Там была запечатлена вся наша небольшая семья, включая меня пятилетнюю.
– Это ты? – спросил он, наклонив голову, чтобы получше рассмотреть. Волосы упали ему лицо, скрывая выражение глаз. – Такая смешная!
– Какая есть! – отозвалась я слегка ворчливо, но про себя с ним согласилась. Конечно, смешная. Туго заплетённые косички торчат в разные стороны, как локаторы на голове у мультяшного инопланетянина, глаза круглые и удивлённые, а гипюровое платье, кажется, состоит из одних сплошных светло розовых оборочек. Вот бы посмотреть на Кея в детстве. Тоже, наверное, забавный был.
Похоже, фотография ему очень понравилась. Даже уходить не хотел, но напоминание о еде подействовало. Вот только предъявить ему накрытый стол с гордостью не удалось. Нечем было гордиться. Чай заварила, консервы открыла, не очень свежее печенье постаралась красиво разложить на большой тарелке. Каши пока открывать не стала – оставила, что называется, на чёрный день. Да и странно было бы смешивать рыбно рисовые фрикадельки со сладкой ягодной кашей.
– Чем богаты, тем и рады, – повторила я бабушкину фразу и вздёрнула нос вместо того, чтобы понуро опустить голову.
Кей приподнял брови и подавил улыбку. Я придвинула к нему его порцию – раза в два больше моей. Консервы как консервы. Раньше, говорят, были лучше, но я тех времён не застала. А вот чай вкусный получился, ещё и смородиновые листочки туда добавила, и мяту. Запас всего этого хранился и на даче, и дома, чтобы всю осень и зиму пить травяной чай, вспоминая лето. Иногда удавалось раздобыть липовый цвет, пряно пахнущий июльским теплом и мёдом.

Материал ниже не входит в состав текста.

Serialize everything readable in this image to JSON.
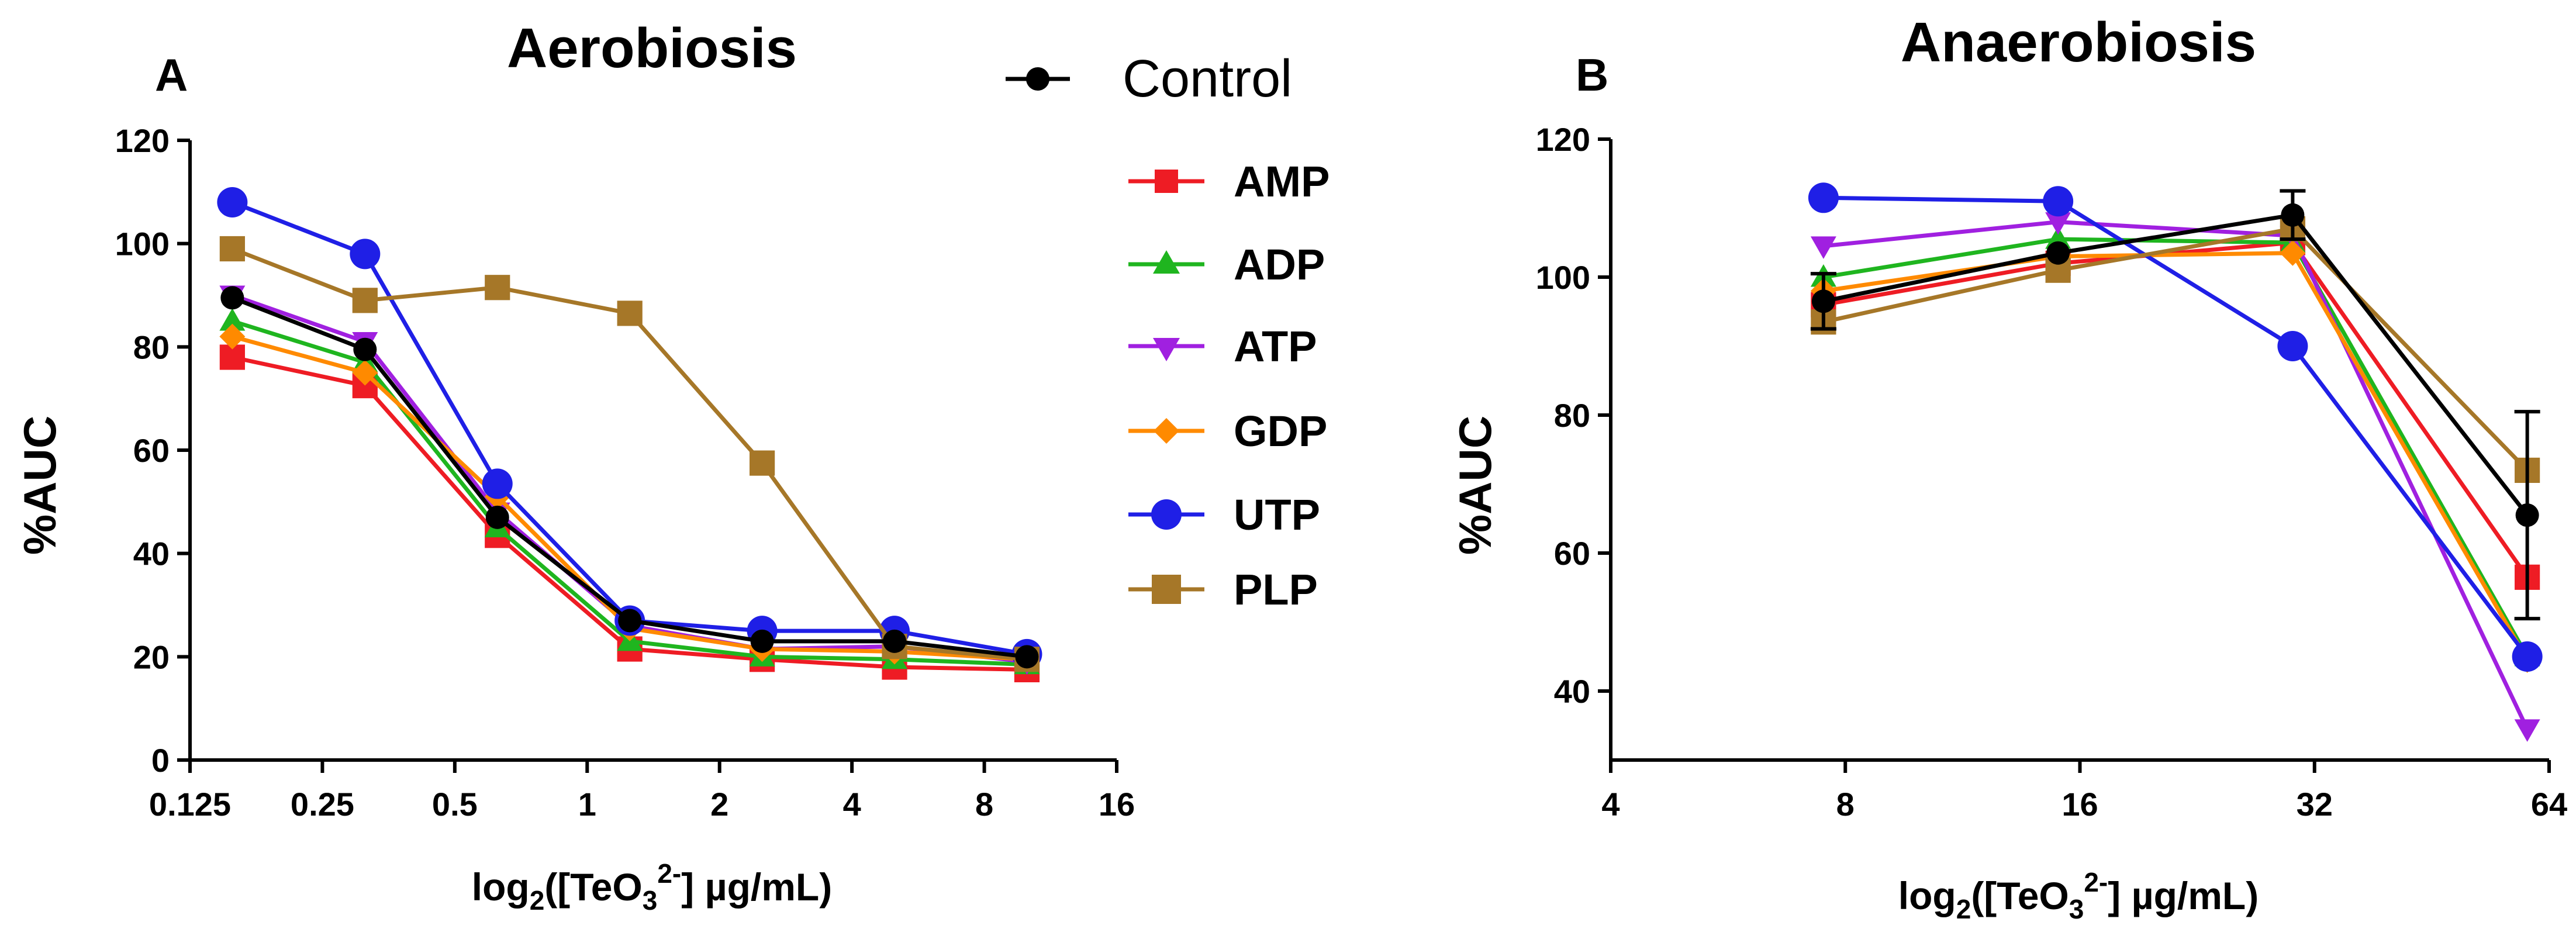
{
  "chart_data": [
    {
      "type": "line",
      "panel": "A",
      "title": "Aerobiosis",
      "ylabel": "%AUC",
      "xlabel": {
        "prefix": "log",
        "prefix_sub": "2",
        "text1": "([TeO",
        "sub": "3",
        "sup": "2-",
        "text2": "] µg/mL)"
      },
      "xscale": "log2",
      "xlim": [
        0.125,
        16
      ],
      "xticks": [
        0.125,
        0.25,
        0.5,
        1,
        2,
        4,
        8,
        16
      ],
      "xtick_labels": [
        "0.125",
        "0.25",
        "0.5",
        "1",
        "2",
        "4",
        "8",
        "16"
      ],
      "ylim": [
        0,
        120
      ],
      "yticks": [
        0,
        20,
        40,
        60,
        80,
        100,
        120
      ],
      "ytick_labels": [
        "0",
        "20",
        "40",
        "60",
        "80",
        "100",
        "120"
      ],
      "x": [
        0.156,
        0.3125,
        0.625,
        1.25,
        2.5,
        5,
        10
      ],
      "legend_position": "right",
      "series": [
        {
          "name": "AMP",
          "color": "#ee1c24",
          "marker": "square",
          "values": [
            78,
            72.5,
            43.5,
            21.5,
            19.5,
            18,
            17.5
          ]
        },
        {
          "name": "ADP",
          "color": "#1fb51f",
          "marker": "triangle-up",
          "values": [
            85,
            77,
            45,
            23,
            20,
            19.5,
            18.5
          ]
        },
        {
          "name": "ATP",
          "color": "#a020e0",
          "marker": "triangle-down",
          "values": [
            90,
            81,
            48,
            26,
            21.5,
            22,
            19
          ]
        },
        {
          "name": "GDP",
          "color": "#ff8a00",
          "marker": "diamond",
          "values": [
            82,
            75,
            51,
            25.5,
            21.5,
            21,
            19.5
          ]
        },
        {
          "name": "UTP",
          "color": "#1f1fe6",
          "marker": "circle",
          "values": [
            108,
            98,
            53.5,
            27,
            25,
            25,
            20.5
          ]
        },
        {
          "name": "PLP",
          "color": "#a67728",
          "marker": "square",
          "values": [
            99,
            89,
            91.5,
            86.5,
            57.5,
            22,
            19.5
          ]
        },
        {
          "name": "Control",
          "color": "#000000",
          "marker": "circle",
          "values": [
            89.5,
            79.5,
            47,
            27,
            23,
            23,
            20
          ]
        }
      ]
    },
    {
      "type": "line",
      "panel": "B",
      "title": "Anaerobiosis",
      "ylabel": "%AUC",
      "xlabel": {
        "prefix": "log",
        "prefix_sub": "2",
        "text1": "([TeO",
        "sub": "3",
        "sup": "2-",
        "text2": "] µg/mL)"
      },
      "xscale": "log2",
      "xlim": [
        4,
        64
      ],
      "xticks": [
        4,
        8,
        16,
        32,
        64
      ],
      "xtick_labels": [
        "4",
        "8",
        "16",
        "32",
        "64"
      ],
      "ylim": [
        30,
        120
      ],
      "yticks": [
        40,
        60,
        80,
        100,
        120
      ],
      "ytick_labels": [
        "40",
        "60",
        "80",
        "100",
        "120"
      ],
      "x": [
        7.5,
        15,
        30,
        60
      ],
      "series": [
        {
          "name": "AMP",
          "color": "#ee1c24",
          "marker": "square",
          "values": [
            96,
            102,
            105,
            56.5
          ]
        },
        {
          "name": "ADP",
          "color": "#1fb51f",
          "marker": "triangle-up",
          "values": [
            100,
            105.5,
            105,
            45
          ]
        },
        {
          "name": "ATP",
          "color": "#a020e0",
          "marker": "triangle-down",
          "values": [
            104.5,
            108,
            106,
            34.5
          ]
        },
        {
          "name": "GDP",
          "color": "#ff8a00",
          "marker": "diamond",
          "values": [
            98,
            103,
            103.5,
            44.5
          ]
        },
        {
          "name": "UTP",
          "color": "#1f1fe6",
          "marker": "circle",
          "values": [
            111.5,
            111,
            90,
            45
          ]
        },
        {
          "name": "PLP",
          "color": "#a67728",
          "marker": "square",
          "values": [
            93.5,
            101,
            107,
            72
          ]
        },
        {
          "name": "Control",
          "color": "#000000",
          "marker": "circle",
          "values": [
            96.5,
            103.5,
            109,
            65.5
          ],
          "error": [
            4,
            0,
            3.5,
            15
          ]
        }
      ]
    }
  ]
}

Когда Кей покончил со своей долей и посмотрел по сторонам, я задумалась над тем, чтобы всё таки заварить каши из пакетиков и отдать ему обе, но тут он поднялся. Я поймала его задумчивый взгляд, и на меня вдруг нахлынула странная неловкость. Неизвестно, сколько времени прошло в академии, но по здешнему календарю мы не виделись целых три месяца. Расстались по причине загаданного мною желания, а встретились потому, что Кей решил найти меня и нашёл, будто на расстоянии почувствовал, как мне этого хотелось. Но что ожидает нас дальше?
– Можем выйти во двор, – предложила я. – Хочешь? Только переоденусь сначала.
К счастью, некоторый запас сменной одежды на даче имелся. Я торопливо сбросила чёрное платье, в котором ходила в университет, натянула джинсы, растянутую футболку и толстовку потеплее, нашла старые кеды. Промелькнула мысль, что, если Кею тоже захочется переодеться, нужно будет подобрать для него вещи двоюродного брата, который нередко приезжал на дачу.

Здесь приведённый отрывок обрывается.